For a literary intellectual, this is quite a chore.The chore becomes a Herculean labor when we consider not just the specialized vocabulary and research methodologies of economics but also those of ecology, public health, nuclear physics, chemical engineering—and so forth.
“To be, or at any rate to seem, an expert on everything,” Scialabba writes, “is now not a challenge but an invitation to vertigo.” None of us today can “‘put together’ all of culture.” The scope and complexity of our problems and the quantity of information necessary to the serious investigation of our situation are so great that generalist intellectuals cannot hope to “make social relations transparent,” as Merleau-Ponty called on them to do. Literary intellectuals cannot be the legislators of our world because they are simply “ordinary citizens without politically relevant expertise.” And without relevant expertise, how is one to make a useful contribution to a public world in which rulers rule by obfuscating and in which questions of justice must be formulated and answered in technical vocabularies? 

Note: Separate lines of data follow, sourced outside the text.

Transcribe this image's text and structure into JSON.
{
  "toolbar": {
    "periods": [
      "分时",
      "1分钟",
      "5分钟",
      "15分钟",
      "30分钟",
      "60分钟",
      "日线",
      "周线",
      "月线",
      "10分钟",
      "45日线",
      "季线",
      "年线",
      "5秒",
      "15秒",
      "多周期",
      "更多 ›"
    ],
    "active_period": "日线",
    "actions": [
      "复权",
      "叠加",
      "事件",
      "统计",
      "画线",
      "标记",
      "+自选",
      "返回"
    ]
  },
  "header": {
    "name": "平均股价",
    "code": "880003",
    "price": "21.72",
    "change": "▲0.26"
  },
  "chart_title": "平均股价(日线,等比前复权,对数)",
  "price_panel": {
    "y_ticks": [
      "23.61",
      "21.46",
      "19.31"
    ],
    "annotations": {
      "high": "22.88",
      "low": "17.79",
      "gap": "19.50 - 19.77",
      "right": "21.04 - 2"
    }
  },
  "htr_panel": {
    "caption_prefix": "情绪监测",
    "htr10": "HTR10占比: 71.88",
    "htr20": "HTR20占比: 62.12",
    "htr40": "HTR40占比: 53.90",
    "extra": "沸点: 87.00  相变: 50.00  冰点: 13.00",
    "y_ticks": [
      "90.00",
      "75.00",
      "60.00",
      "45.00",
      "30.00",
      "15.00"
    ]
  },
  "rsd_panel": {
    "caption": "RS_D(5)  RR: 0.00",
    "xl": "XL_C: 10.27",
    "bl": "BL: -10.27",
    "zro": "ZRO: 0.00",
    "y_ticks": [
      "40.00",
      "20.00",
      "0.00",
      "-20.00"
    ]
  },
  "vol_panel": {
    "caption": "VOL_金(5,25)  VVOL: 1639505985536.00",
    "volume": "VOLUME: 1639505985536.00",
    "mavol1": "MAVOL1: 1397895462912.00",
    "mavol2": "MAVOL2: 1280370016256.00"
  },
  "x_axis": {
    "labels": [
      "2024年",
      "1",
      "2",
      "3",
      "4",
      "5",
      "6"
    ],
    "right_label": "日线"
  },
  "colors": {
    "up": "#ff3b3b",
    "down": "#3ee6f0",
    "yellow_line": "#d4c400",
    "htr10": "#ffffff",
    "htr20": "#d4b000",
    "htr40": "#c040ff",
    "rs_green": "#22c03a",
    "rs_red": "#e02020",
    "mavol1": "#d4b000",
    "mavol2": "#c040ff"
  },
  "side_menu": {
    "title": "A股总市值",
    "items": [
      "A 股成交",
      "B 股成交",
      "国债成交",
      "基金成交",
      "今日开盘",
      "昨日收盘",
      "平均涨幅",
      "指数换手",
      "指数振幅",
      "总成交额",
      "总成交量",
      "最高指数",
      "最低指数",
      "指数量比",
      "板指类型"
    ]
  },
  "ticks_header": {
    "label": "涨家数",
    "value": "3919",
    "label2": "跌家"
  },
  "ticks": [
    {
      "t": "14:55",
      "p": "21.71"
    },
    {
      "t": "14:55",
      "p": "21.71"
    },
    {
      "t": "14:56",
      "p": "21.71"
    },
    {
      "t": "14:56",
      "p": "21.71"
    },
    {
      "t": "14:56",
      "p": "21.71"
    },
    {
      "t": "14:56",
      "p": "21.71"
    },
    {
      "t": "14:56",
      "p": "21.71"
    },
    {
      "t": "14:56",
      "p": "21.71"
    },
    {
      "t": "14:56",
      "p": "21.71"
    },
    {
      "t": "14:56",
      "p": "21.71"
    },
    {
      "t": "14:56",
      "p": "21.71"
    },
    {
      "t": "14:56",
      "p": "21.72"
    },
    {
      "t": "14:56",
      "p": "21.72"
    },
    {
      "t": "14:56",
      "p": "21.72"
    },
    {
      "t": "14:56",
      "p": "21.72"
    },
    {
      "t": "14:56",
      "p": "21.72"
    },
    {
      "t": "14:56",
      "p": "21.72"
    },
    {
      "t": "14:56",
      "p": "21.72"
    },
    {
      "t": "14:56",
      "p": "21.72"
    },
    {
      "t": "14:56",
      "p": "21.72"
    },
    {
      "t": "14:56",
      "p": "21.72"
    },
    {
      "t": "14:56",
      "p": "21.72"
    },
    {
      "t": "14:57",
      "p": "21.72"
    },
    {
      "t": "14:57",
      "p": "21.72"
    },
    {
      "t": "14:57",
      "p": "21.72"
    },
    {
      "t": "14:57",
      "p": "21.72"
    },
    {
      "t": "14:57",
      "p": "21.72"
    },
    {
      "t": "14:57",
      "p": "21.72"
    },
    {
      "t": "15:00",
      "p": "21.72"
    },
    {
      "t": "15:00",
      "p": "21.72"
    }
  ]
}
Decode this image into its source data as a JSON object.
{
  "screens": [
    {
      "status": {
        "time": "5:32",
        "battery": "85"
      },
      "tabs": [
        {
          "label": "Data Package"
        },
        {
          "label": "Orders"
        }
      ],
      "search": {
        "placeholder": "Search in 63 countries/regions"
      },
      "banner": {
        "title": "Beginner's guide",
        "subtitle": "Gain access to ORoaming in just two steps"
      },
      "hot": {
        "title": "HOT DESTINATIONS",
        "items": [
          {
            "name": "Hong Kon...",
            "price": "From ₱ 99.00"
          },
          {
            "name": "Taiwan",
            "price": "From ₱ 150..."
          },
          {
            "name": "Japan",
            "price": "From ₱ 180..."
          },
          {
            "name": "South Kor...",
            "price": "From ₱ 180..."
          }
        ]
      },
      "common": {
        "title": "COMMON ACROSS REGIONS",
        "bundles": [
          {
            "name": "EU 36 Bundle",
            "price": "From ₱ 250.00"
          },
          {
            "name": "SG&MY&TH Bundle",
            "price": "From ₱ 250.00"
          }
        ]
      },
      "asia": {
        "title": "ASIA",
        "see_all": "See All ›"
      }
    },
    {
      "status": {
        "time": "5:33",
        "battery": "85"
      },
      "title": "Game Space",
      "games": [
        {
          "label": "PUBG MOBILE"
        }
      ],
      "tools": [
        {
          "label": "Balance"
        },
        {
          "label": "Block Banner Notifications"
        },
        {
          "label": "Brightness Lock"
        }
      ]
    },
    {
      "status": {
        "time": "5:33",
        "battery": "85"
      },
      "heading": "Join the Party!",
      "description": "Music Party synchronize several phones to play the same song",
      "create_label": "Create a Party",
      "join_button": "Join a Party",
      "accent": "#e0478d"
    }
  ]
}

Scialabba argues, against his own example, that the only useful thing to do is to abandon the ideal of the humanist intellectual and become an expert in some area of public debate. Social criticism has necessarily “grown far more empirical, more specialized,” than it was in the day of writers like Macdonald and Orwell. The newer kind of intellectual this situation calls for does not display the “pleasure in dispute, dialectic, dazzle” (Howe’s words, from a passage Scialabba quotes more than once) of the older literary intellectuals but simply aims to teach citizens “how to read the newspaper.” These empirical intellectuals are not artful in their composition of ideas; the most we can ask is that their writing be “[l]ucid, penetrating, austere, unaffected.”